Spain Mulls Nationalization of Grid Operator. Alerted by the possibility of another nationwide blackout, Spain's deputy Prime Minister has suggested that Madrid fully take over the Mediterranean country's power grid operator REE, currently 20% owned by the state with the rest held in private hands.
Refiners Warn of California Gasoline Shortages. PBF Energy chief executive Matthew Lucey warned that the closure of P66's Los Angeles refinery and Valero's Benicia plant would create a gasoline short in California that could be as big as 250,000 b/d, causing the state to lose 17% of its current capacity.

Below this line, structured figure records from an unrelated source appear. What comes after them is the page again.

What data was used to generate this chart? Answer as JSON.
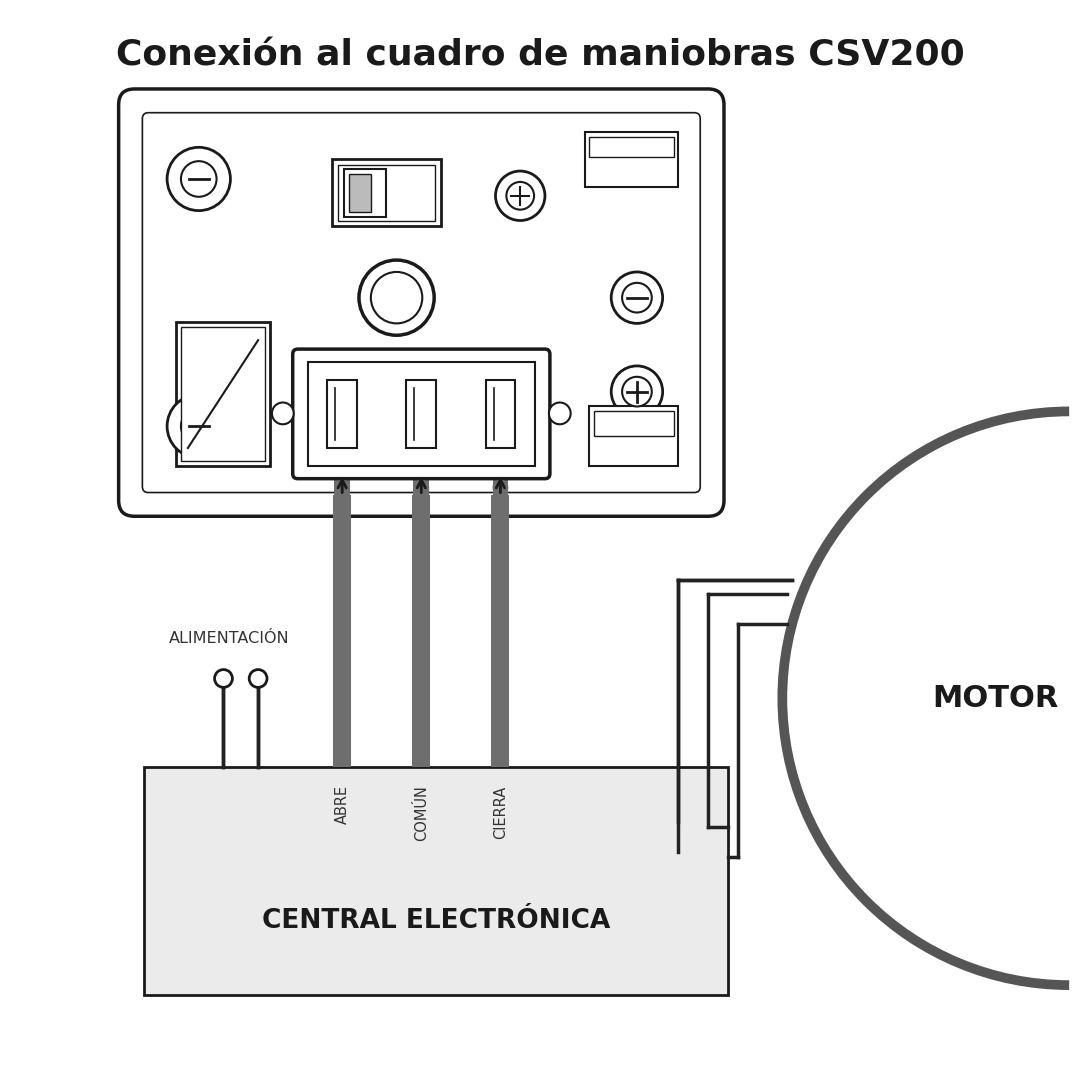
{
  "title": "Conexión al cuadro de maniobras CSV200",
  "title_fontsize": 26,
  "title_fontweight": "bold",
  "bg_color": "#ffffff",
  "line_color": "#1a1a1a",
  "gray_wire": "#6e6e6e",
  "box_fill": "#f0f0f0",
  "label_alimentacion": "ALIMENTACIÓN",
  "label_abre": "ABRE",
  "label_comun": "COMÚN",
  "label_cierra": "CIERRA",
  "label_central": "CENTRAL ELECTRÓNICA",
  "label_motor": "MOTOR"
}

China Courts Europe as Its Next UCO Market. As Trump's 145% tariff on China has killed any market economics in supply used cooking oil to the US, Chinese producers of the increasingly popular biofuel now target Europe to maintain steady export flows, after a meagre 0.6 million tonnes exported in 2024.

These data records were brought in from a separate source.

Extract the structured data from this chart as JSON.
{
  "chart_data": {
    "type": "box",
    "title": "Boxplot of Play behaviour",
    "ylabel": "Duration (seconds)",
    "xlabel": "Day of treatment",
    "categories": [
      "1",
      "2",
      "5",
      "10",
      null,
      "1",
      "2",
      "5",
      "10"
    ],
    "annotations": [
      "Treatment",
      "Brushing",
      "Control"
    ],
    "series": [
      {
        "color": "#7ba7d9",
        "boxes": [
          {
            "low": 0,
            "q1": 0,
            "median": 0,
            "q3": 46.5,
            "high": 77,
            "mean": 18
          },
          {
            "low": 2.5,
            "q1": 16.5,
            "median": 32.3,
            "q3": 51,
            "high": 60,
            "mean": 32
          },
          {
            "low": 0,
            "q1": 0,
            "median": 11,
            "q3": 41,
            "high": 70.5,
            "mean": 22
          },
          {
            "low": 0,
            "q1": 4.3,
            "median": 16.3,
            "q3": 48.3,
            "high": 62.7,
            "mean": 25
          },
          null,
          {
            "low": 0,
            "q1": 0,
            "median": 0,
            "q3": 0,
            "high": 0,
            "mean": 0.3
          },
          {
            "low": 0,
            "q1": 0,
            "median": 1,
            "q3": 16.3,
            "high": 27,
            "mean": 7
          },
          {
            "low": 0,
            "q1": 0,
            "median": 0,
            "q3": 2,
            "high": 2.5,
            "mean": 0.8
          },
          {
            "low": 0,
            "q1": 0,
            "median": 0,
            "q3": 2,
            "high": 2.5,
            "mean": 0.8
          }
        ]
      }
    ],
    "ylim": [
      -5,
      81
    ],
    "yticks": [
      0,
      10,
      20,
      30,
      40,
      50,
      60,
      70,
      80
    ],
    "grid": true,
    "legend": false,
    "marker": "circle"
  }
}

Chevron-Exxon Arbitration Set to Begin Soon. The Paris-based International Chamber of Commerce has scheduled the first hearing of ExxonMobil's (NYSE:XOM) arbitration dispute against US peer Chevron (NYSE:CVX), claiming it has right of first refusal over Hess' Guyanese assets, part of the latter's buyout.
Malaysia Turns Against Petronas. Malaysia's Sarawak state warned the country's national oil firm Petronas that its Miri crude oil terminal operates without a regulatory license and questioned its distribution rights, endangering Petronas' revenues as the state is home to 60% of the country's reserves.

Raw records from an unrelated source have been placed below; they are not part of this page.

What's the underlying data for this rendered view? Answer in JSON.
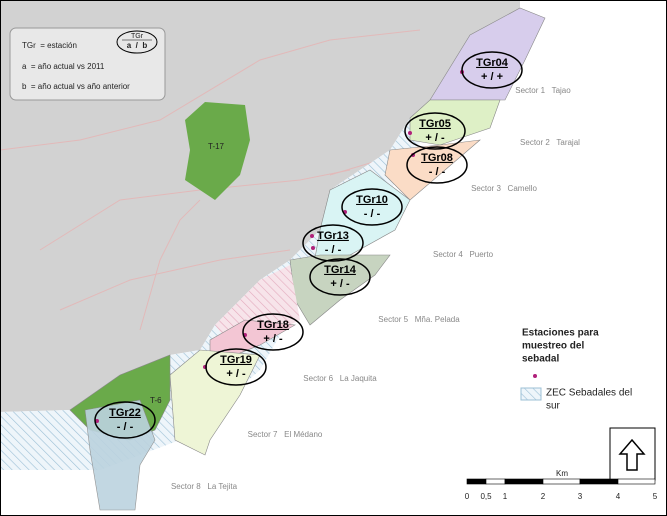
{
  "legend_top": {
    "items": [
      "TGr  = estación",
      "a  = año actual vs 2011",
      "b  = año actual vs año anterior"
    ],
    "symbol_top": "TGr",
    "symbol_bottom": "a  /  b"
  },
  "areas": [
    "T-17",
    "T-6"
  ],
  "stations": [
    {
      "label": "TGr04",
      "value": "+ / +"
    },
    {
      "label": "TGr05",
      "value": "+ / -"
    },
    {
      "label": "TGr08",
      "value": "- / -"
    },
    {
      "label": "TGr10",
      "value": "- / -"
    },
    {
      "label": "TGr13",
      "value": "- / -"
    },
    {
      "label": "TGr14",
      "value": "+ / -"
    },
    {
      "label": "TGr18",
      "value": "+ / -"
    },
    {
      "label": "TGr19",
      "value": "+ / -"
    },
    {
      "label": "TGr22",
      "value": "- / -"
    }
  ],
  "sectors": [
    "Sector 1   Tajao",
    "Sector 2   Tarajal",
    "Sector 3   Camello",
    "Sector 4   Puerto",
    "Sector 5   Mña. Pelada",
    "Sector 6   La Jaquita",
    "Sector 7   El Médano",
    "Sector 8   La Tejita"
  ],
  "legend_right": {
    "title": [
      "Estaciones para",
      "muestreo del",
      "sebadal"
    ],
    "zec": [
      "ZEC Sebadales del",
      "sur"
    ]
  },
  "scale": {
    "unit": "Km",
    "ticks": [
      "0",
      "0,5",
      "1",
      "2",
      "3",
      "4",
      "5"
    ]
  }
}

Asia Starts to Pull LNG Cargoes Away from Europe. According to media reports, four LNG carriers that were en route to Europe changed course to Asia over the past week as the decline in European gas prices and the return of Asia's gas premium led sellers of US LNG to look eastward again.
Shell Plays Down Talk of BP Takeover. Wael Sawan, chief executive of UK-based energy major Shell (LON:SHEL) said that he would rather ramp up the company's share buyback than launch a takeover bid over peer major BP (NYSE:BP), coming on the back of Q1 net profit falling 28% year-over-year to $5.6 billion.